Один шаг вперед – дохуилион назад.
Что-то вроде.
Мегуми открывает рот, еще не зная, что собирается ответить, но Сукуна опережает его.
Сукуна уже отворачивается; вот только Мегуми кажется – он все равно успевает уловить что-то новое, что-то нехарактерное, мелькнувшее на долю секунды в глазах Сукуны.
Разочарование?
Усталость?
Обреченность?
Отчаяние?
Каждая новая догадка кажется глупее предыдущей – и все они при этом максимально далеки от Сукуны. Так что Мегуми бросает бесплодные попытки угадать.

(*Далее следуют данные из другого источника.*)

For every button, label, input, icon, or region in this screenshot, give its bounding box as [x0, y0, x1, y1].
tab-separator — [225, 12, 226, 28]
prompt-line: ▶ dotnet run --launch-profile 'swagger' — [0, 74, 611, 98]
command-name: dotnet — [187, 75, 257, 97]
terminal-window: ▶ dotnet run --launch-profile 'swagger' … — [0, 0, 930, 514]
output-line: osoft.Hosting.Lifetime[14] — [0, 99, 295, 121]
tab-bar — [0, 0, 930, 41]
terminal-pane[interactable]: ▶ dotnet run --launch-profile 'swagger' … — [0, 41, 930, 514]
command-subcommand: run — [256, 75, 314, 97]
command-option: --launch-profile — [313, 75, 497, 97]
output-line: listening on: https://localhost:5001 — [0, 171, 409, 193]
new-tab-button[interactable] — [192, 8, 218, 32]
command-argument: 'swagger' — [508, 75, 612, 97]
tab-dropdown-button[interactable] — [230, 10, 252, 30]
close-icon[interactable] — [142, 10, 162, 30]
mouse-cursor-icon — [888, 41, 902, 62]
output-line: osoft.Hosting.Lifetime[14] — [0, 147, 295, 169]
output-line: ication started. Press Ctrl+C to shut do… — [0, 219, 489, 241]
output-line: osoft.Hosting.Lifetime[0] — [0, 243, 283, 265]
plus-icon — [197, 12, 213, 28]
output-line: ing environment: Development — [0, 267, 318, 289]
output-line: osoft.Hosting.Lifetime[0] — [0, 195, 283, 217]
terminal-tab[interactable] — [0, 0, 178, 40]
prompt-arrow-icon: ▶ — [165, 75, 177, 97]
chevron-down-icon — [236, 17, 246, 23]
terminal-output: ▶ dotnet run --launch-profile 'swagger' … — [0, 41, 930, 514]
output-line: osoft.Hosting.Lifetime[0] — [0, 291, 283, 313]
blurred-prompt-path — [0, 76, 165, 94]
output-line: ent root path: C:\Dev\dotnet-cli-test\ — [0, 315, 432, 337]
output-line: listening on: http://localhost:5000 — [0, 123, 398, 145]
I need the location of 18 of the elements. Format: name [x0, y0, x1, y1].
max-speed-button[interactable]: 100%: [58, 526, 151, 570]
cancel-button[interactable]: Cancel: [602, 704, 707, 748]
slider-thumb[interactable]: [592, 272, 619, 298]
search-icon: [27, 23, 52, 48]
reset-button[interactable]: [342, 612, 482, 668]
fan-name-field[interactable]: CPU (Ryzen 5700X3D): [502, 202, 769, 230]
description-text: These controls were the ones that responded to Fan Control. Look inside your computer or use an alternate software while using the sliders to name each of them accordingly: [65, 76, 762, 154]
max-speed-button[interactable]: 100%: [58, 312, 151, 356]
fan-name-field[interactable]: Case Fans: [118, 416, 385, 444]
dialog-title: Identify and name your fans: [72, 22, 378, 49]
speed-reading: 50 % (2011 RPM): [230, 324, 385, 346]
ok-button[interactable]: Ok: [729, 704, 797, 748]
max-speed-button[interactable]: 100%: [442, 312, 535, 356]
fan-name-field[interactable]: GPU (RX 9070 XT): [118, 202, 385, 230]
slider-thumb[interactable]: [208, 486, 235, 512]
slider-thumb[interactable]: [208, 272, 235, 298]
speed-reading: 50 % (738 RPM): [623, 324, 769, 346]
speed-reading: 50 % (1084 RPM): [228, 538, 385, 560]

Но есть еще одна вещь, которая Мегуми волнует. Даже хорошо, что Сукуна стоит сейчас к нему спиной.
– Те трое. Они…
Вопрос стопорится, застревает в районе трахеи.
Большая часть его смутно надеется, что они остались живы – по крайней мере, Мегуми правда приложил усилия к тому, чтобы не прикончить никого.
Но есть и другая часть, куда меньшая, зато ощеренная и ярко-алая – та, которая думает, что если эти решившие доебаться до рандомного пацана ублюдки сдохли, то туда им и дорога. Мегуми старательно эту часть заглушает и поглубже в себя заталкивает.
– Живы, – не дожидаясь продолжения, коротко отвечает Сукуна. Слишком резко, слишком рвано; так, что Мегуми кажется – впервые за их разговор в голос Сукуны пробивается откровенная ярость, пусть и тщательно контролируемая. И не ощущающаяся так, будто она направлена на него, Мегуми.
Хотя Сукуна так и не оборачивается, Мегуми все равно видит, как его предплечья вдруг почему-то напрягаются настолько, что начинают проступать вены.
Эта реакция Сукуны смазывает облегчение, которое Мегуми испытывает из-за его ответа.
– У тебя не будет проблем, – вновь заговаривает Сукуна, и прежде, чем нахмурившийся Мегуми успевает что-либо спросить, уже продолжает; и предплечья его вдруг расслабляются, и голос его вдруг начинает звучать на градус-другой мягче – или, может, это всего лишь воображение Мегуми разыгралось. – Лучше поешь, пацан. Ты похож на труп.
И Мегуми едва успевает себя остановить от того, чтобы дернуться.
Потому что слова эти – как ушатом холодной воды.
Потому что после них Мегуми наконец оглядывается вокруг себя.
Потому что после них до него наконец в полной мере доходит то, что он видел – но на чем не заострял внимание.
Сукуна ведь все это время готовил. Сукуна в принципе умеет готовить. Сукуна приготовил ему завтрак и…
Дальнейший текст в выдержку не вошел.